The study showed that black sellers were at the greatest disadvantage in the Northeast, where they received 32 percent fewer offers than whites. In the Midwest, black sellers got 23 percent fewer offers, and they got 15 percent fewer in the South. The West was the only region where the difference in the number of offers received by black and white sellers was not statistically significant.

The amount of money offered black sellers was between 2 percent and 4 percent less than the offers white sellers received. The disparity was most pronounced when the ads were posted in locales with high crime rates or where blacks and whites were geographically isolated from each other.

In general, black sellers were at much less of a disadvantage when the ads were posted in more competitive markets, where larger numbers of iPods were for sale, Doleac said.

The iPod listed in the ads was always a silver, 8-gigabyte version of the most recent edition of the nano, which also plays videos. Each ad stated that the box had never been opened and the iPod was for sale because the seller did not need it.

Doleac and Stein never met with the buyers in person. Instead, when it came time to set up a meeting, the researchers said they were out of town and offered to ship the iPod to a buyer's home, which produced another striking disparity.

Potential buyers corresponding with black sellers were 44 percent less likely to agree to have the iPod shipped to them and were 56 percent more likely to express concern about sending payment to the seller by PayPal.

Doleac and Stein interpreted the buyers' reluctance as indicating a lack of trust in the sellers. The would-be buyers were also 17 percent less likely to include their name in emails when they responded to ads placed by black sellers.

"The results were obviously disappointing in terms of what they said about the state of society," Stein said.

Because they never met with any of the buyers, Doleac and Stein have no information on the race of the respondents.

In order to collect as much information as they could about relevant outcomes, and in order to honestly follow through on their advertisements, the two researchers carried the transactions through to completion, shipping an iPod to each highest bidder with whom they reached an agreement.

Doleac and Stein varied the asking price of the iPods, posting prices of $90, $110 and $130. Regardless of the posted price, the offers received by black sellers were lower than those received by whites. The 8-gigabyte nano normally retails for $149.

The researchers also varied the quality of the writing in the ads, as a way to convey the seller's socioeconomic status.

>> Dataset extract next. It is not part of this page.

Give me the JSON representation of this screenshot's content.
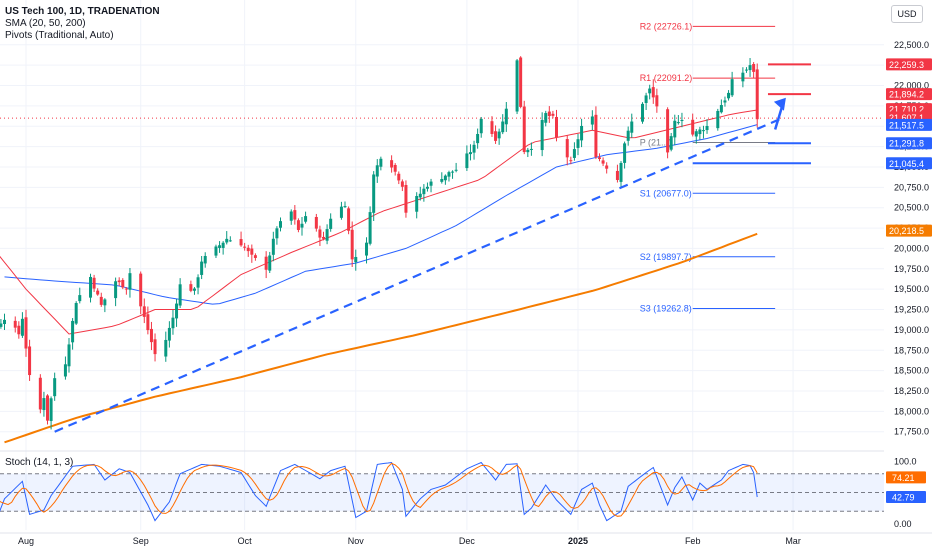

"We wanted to see if buyers might discriminate less if they thought it was a highly educated person placing the ad, rather than a person with a low level of education," Doleac said. "But it turns out people just didn't seem to care about the typos in the ads.

"The emails that we got back from people were far, far more typo-ridden than anything we put online," she said. "The people who wrote us back as buyers, they dashed off whatever the first thing that came to mind was. There was no proofreading of the emails."

But, Doleac said, they can't conclude that the quality of writing in the ad, and implicitly the seller's level of education, would never affect the responses. It may be that the differences in the quality of the writing simply weren't dramatic enough to produce an effect, she said.

"Our main finding is that when you completely isolate the effects of race on market outcome, it looks like black sellers do worse," Doleac said.

"The fact that we found this much evidence of racial discrimination in this population of people is striking," she said.